In what will likely prove to be the most twisted, dark feel-good comedy of the year, Woody Allen defies what is appropriate or in good taste, in moments as delightfully bizarre as a celebratory dinner to commemorate a death. No stranger to the consideration of philosophical teachings – his filmography is littered with serious and satirical nods to Nietzsche and Kierkegaard – Allen now opts to lampoon and pervert the edicts of Sartre and Kant as Abe endeavours to rationalize and justify a traditionally reprehensible set of actions. Hearing a conversation about how an unfair judge is about to tear a mother away from her children simply for the sake of the exertion of his power, Abe has an epiphany that making plans to poison this judge will offer him the opportunity to change the world for the better, and make his own life matter. It bears great testimony to the strength of Allen’s writing that Abe’s implausible rationale actually sounds remarkably coherent. It is shockingly easy to follow, sympathize with, and even root for Abe’s increasingly twisted logic, and the scenario provides unlikely catharsis, many times over.

Emma Stone is the best she has ever been in her role as Jill. Her trademark quirkiness has never been better suited for any other director than in the way that it seamlessly clicks with the neurotic Woody Allen’s.
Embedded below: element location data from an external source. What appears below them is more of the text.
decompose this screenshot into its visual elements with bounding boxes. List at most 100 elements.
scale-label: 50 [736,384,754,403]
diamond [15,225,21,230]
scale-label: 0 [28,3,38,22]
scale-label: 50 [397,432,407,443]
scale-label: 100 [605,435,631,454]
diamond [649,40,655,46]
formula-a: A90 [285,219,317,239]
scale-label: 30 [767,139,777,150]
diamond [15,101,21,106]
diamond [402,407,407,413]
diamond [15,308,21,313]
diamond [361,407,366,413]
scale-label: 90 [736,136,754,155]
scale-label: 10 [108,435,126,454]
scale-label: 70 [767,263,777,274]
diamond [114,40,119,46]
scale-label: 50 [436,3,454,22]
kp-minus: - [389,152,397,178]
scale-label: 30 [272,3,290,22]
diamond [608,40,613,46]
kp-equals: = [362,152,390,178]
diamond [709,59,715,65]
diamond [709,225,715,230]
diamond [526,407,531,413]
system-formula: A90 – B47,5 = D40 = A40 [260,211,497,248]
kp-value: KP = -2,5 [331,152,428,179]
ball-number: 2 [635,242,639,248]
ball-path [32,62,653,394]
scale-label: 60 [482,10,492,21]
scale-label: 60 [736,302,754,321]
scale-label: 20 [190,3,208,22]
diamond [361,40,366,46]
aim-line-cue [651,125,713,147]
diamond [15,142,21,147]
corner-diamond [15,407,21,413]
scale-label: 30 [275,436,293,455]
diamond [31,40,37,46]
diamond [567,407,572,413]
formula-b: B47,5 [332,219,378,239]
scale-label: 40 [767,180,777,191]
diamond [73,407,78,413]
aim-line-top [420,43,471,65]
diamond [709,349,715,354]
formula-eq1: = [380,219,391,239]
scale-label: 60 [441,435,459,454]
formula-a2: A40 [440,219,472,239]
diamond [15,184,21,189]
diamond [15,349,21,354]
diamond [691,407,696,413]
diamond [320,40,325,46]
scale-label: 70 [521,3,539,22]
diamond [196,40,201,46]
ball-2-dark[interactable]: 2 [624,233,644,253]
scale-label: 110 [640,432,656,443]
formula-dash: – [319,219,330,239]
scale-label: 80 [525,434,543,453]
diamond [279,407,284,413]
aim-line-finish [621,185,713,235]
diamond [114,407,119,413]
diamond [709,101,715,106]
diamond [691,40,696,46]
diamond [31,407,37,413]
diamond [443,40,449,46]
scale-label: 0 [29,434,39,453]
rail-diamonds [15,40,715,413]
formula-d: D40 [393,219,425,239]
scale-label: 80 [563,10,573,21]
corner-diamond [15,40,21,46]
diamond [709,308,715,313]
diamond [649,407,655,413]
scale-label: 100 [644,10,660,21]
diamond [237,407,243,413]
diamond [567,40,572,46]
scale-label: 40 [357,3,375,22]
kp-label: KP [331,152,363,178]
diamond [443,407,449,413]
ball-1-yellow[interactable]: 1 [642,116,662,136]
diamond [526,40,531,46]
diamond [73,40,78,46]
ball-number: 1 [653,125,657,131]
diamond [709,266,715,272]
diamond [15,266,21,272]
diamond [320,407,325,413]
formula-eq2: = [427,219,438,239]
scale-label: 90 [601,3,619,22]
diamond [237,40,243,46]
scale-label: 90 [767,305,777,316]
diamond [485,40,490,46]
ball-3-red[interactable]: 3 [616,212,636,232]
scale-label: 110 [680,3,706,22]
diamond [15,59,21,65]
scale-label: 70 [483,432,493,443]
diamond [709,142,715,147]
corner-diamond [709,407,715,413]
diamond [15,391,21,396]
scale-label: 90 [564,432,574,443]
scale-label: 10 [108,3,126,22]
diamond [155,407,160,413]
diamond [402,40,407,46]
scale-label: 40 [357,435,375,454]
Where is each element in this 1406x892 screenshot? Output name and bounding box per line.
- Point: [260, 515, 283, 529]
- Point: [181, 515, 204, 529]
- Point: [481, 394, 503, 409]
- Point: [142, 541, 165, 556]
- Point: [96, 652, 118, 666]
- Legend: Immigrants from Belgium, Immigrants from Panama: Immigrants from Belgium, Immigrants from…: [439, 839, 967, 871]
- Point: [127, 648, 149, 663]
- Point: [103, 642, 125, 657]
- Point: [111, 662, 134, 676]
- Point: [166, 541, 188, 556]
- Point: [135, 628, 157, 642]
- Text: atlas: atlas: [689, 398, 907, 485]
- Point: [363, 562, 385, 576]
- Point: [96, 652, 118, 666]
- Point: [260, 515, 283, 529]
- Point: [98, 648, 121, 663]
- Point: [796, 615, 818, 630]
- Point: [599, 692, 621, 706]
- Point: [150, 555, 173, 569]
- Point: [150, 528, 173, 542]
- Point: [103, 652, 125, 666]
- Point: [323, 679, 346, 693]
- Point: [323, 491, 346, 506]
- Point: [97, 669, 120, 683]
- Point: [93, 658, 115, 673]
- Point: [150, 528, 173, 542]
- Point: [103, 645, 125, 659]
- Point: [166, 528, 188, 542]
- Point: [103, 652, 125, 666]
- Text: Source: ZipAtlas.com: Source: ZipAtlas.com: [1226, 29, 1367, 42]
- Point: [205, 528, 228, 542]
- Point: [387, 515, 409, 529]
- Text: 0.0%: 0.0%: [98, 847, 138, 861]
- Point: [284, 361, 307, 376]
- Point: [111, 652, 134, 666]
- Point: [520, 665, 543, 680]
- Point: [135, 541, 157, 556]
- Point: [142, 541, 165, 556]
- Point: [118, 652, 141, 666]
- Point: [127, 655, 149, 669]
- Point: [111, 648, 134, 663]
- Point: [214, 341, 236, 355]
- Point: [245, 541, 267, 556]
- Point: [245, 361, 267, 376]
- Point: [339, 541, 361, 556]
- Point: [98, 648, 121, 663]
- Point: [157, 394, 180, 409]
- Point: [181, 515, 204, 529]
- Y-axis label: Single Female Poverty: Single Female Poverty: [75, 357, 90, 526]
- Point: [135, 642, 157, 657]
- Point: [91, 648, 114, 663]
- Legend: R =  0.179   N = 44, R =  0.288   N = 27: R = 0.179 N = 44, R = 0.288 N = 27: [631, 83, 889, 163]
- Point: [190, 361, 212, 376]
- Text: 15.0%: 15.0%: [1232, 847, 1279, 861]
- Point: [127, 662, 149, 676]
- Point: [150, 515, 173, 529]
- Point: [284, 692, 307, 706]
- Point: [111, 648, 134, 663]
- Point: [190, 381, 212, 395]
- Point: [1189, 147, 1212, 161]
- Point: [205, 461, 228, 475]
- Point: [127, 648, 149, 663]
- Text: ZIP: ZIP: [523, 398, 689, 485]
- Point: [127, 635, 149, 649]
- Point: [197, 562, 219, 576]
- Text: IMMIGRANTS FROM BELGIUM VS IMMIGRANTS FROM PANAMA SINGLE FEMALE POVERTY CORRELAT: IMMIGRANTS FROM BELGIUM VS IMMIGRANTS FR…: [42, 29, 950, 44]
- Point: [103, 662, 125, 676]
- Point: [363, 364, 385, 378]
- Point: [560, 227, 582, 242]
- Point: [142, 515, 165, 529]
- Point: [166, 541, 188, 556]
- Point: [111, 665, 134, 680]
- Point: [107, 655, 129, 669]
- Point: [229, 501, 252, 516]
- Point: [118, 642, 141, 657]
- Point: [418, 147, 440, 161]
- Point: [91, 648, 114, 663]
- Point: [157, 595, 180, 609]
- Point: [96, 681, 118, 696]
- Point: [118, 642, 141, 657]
That Jill is Abe’s aggressive suitor is a welcomed subversion to the clichéd motif of the professor who preys on his much younger female student, and this characteristic of hers provides Stone with the opportunity to stretch herself on both comedic and dramatic levels. In Irrational Man‘s coda, Allen makes a few missteps in the development of Jill’s ethical trajectory (formerly a free thinker who both consciously and unconsciously strays from the beaten path, she suddenly gravitates to obvious moral rulings), but Stone can’t be faulted for a few minor mistakes in Allen’s writing, especially when she ends her performance on decidedly high notes.

Woody Allen is famous for temporary creative ruts, but Irrational Man is easily one of his most clever and provocative recent films. While its final conclusion is more definite than it should be, Irrational Man inspires a lot of thought in the depth and imagination between its laughs, and is so entertaining that it is hard to mind it.